Gaël Giraud – entretien avec Le Vent se Lève, Paris © Clément Tissot

LVSL – Au niveau européen, pourquoi l’inflation est-elle si faible ? En quoi cela empêche-t-il une réindustrialisation verte ?

G.G. – Nous sommes en phase de déflation. Les symptômes sont évidents depuis 2008 : une inflation quasiment inexistante, une croissance atone voire disparue, beaucoup trop de dettes privées et beaucoup de chômage (en partie masqué). C’est la conséquence inéluctable de la non-gestion de la crise financière de 2008. Le Japon a connu, lui aussi, une grande répétition générale de la crise des subprimes en 1990, a mal géré l’après-crise et se débat depuis vingt-cinq ans dans les sables mouvants de la déflation. Pendant dix ans, les États-Unis et l’Europe n’en sont pas ressortis après la crise de 1929. Les Américains auraient peut-être pu s’en sortir avec le New Deal, mais Roosevelt, effrayé par la dette publique en 1937, a freiné les dépenses de l’État et les États-Unis sont alors retombés dans le marasme déflationniste pour n’en sortir définitivement que « grâce » à la guerre.

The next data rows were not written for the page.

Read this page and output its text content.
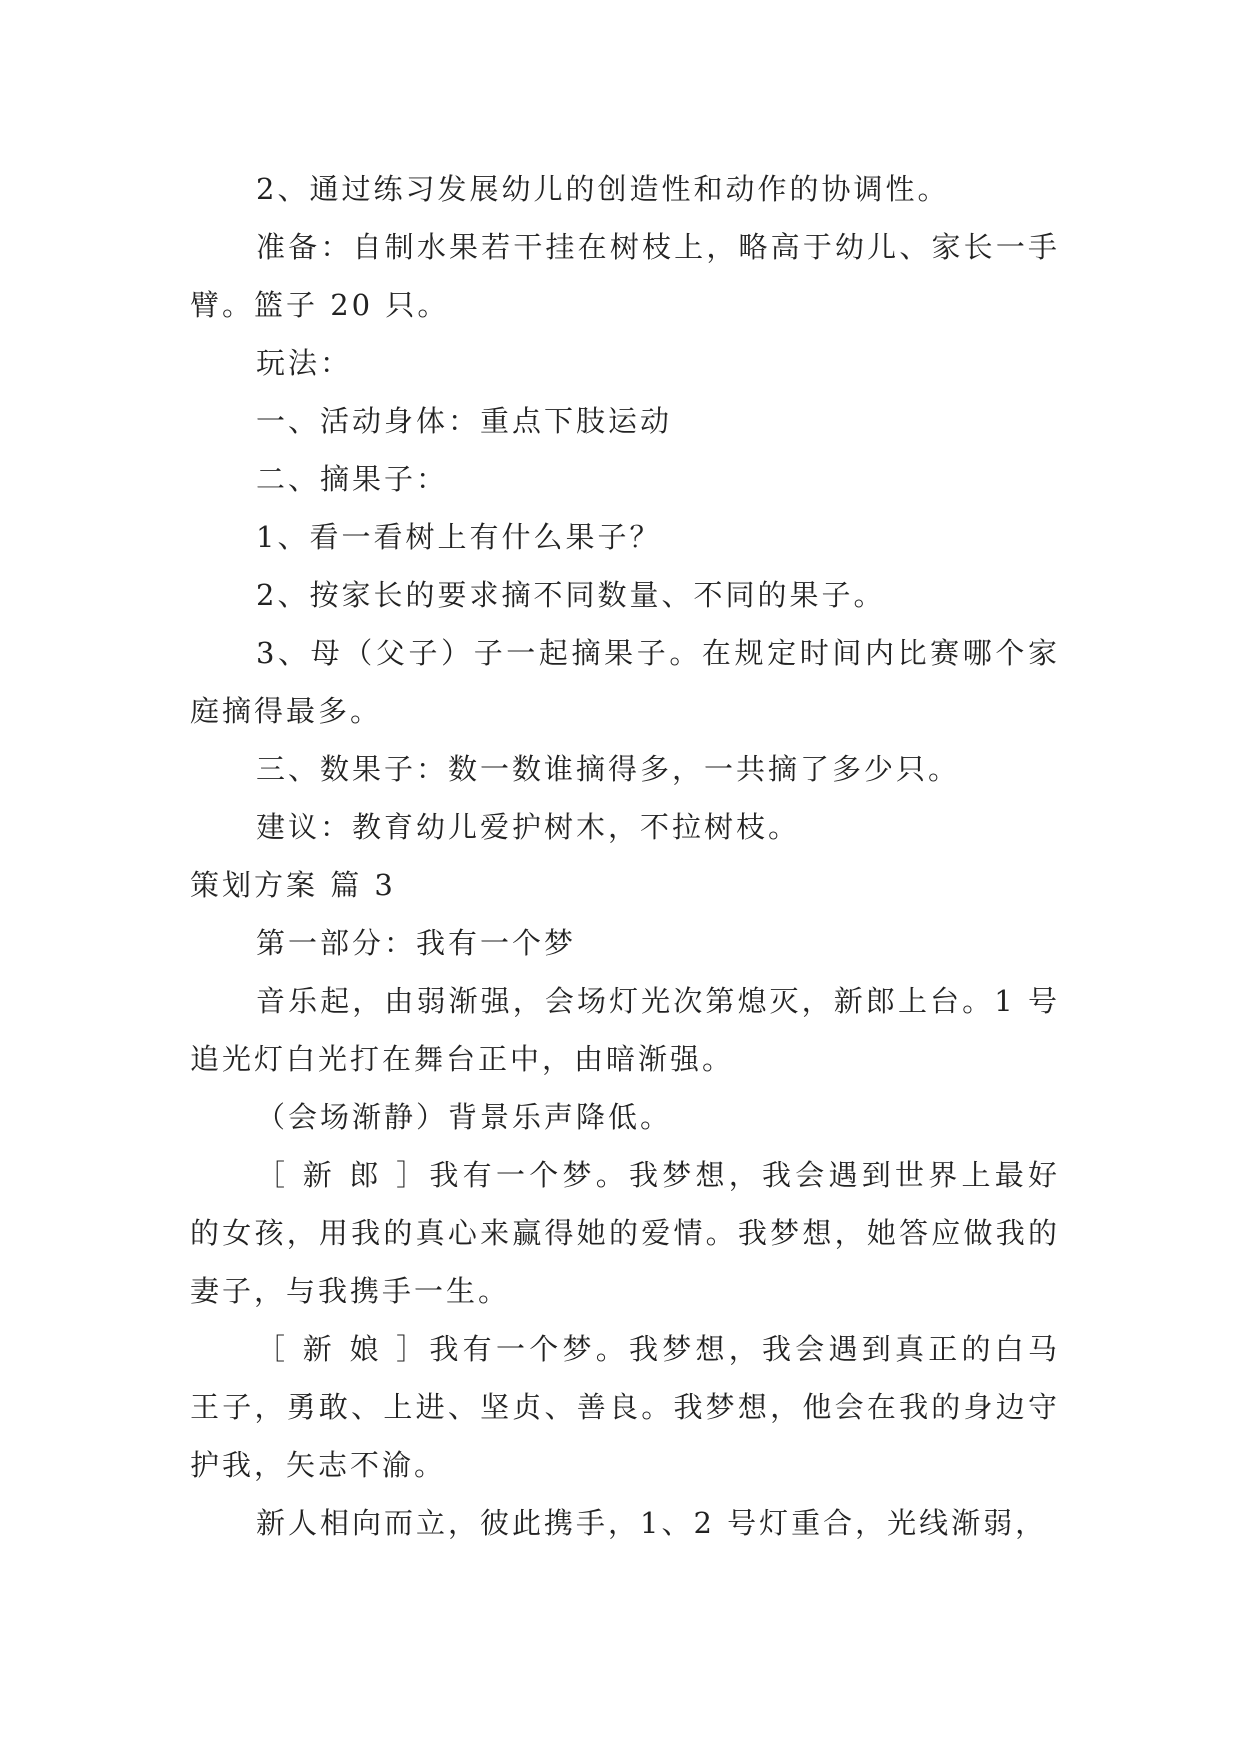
2、通过练习发展幼儿的创造性和动作的协调性。

准备：自制水果若干挂在树枝上，略高于幼儿、家长一手臂。篮子 20 只。

玩法：

一、活动身体：重点下肢运动

二、摘果子：

1、看一看树上有什么果子？

2、按家长的要求摘不同数量、不同的果子。

3、母（父子）子一起摘果子。在规定时间内比赛哪个家庭摘得最多。

三、数果子：数一数谁摘得多，一共摘了多少只。

建议：教育幼儿爱护树木，不拉树枝。

策划方案 篇 3

第一部分：我有一个梦

音乐起，由弱渐强，会场灯光次第熄灭，新郎上台。1 号追光灯白光打在舞台正中，由暗渐强。

（会场渐静）背景乐声降低。

［ 新 郎 ］我有一个梦。我梦想，我会遇到世界上最好的女孩，用我的真心来赢得她的爱情。我梦想，她答应做我的妻子，与我携手一生。

［ 新 娘 ］我有一个梦。我梦想，我会遇到真正的白马王子，勇敢、上进、坚贞、善良。我梦想，他会在我的身边守护我，矢志不渝。

新人相向而立，彼此携手，1、2 号灯重合，光线渐弱，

Après plusieurs années de dénégation des autorités monétaires, françaises notamment, plus personne, ou presque, ne nie la réalité de la déflation en Europe. Le mécanisme sous-jacent est simple à comprendre et ressemble à la phase qui succède à un moment Minsky : si tout le monde est criblé de dettes privées, certains vendent leurs actifs, réels ou financiers, pour rembourser leurs dettes. Par exemple, vous revendez votre maison de campagne pour financer le remboursement de la dette sur votre logement principal. Si beaucoup de monde est vendeur sur certains segments du marché, le prix des actifs réels baisse, d’où l’absence d’inflation. Si le prix des actifs réels baisse plus vite que la vitesse à laquelle vous réussissez à réduire la valeur nominale de votre dette, alors le poids réel de votre dette augmente. Ce paradoxe avait été compris par Irving Fisher dès le début des années trente : dans une situation de déflation, si tout le monde est logé à la même enseigne, plus on essaie de se désendetter tous ensemble, plus on s’endette !

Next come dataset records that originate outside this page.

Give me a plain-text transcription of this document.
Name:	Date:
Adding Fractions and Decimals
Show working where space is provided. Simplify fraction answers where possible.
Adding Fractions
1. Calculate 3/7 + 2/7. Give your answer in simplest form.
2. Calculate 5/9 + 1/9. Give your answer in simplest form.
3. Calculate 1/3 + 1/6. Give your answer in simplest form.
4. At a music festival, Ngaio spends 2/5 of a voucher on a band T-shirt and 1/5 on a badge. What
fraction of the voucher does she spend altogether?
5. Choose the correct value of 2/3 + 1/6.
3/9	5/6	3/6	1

Ce qui est nouveau dans la situation actuelle, c’est que nous avons des sphères réelles qui s’enfoncent lentement dans la déflation tandis que les investisseurs et le 0,1% des plus favorisés continuent de jouer en bourse et sur le marché immobilier. D’où le gonflement des bulles immobilières dans les grandes capitales du monde entier et la hausse vertigineuse du prix des actifs financiers. Or il s’agit simplement de pyramides de Ponzi (bien que celles-ci soient interdites par la loi) au sens où, la sphère réelle ne permettant plus de rembourser les dettes contractées pour pouvoir spéculer sur ces marchés en hausse, les investisseurs continuent de s’endetter encore plus pour éviter d’avoir à vendre leurs actifs. Ils ne font que gonfler la bulle davantage et retarder le tristement célèbre moment de Minsky.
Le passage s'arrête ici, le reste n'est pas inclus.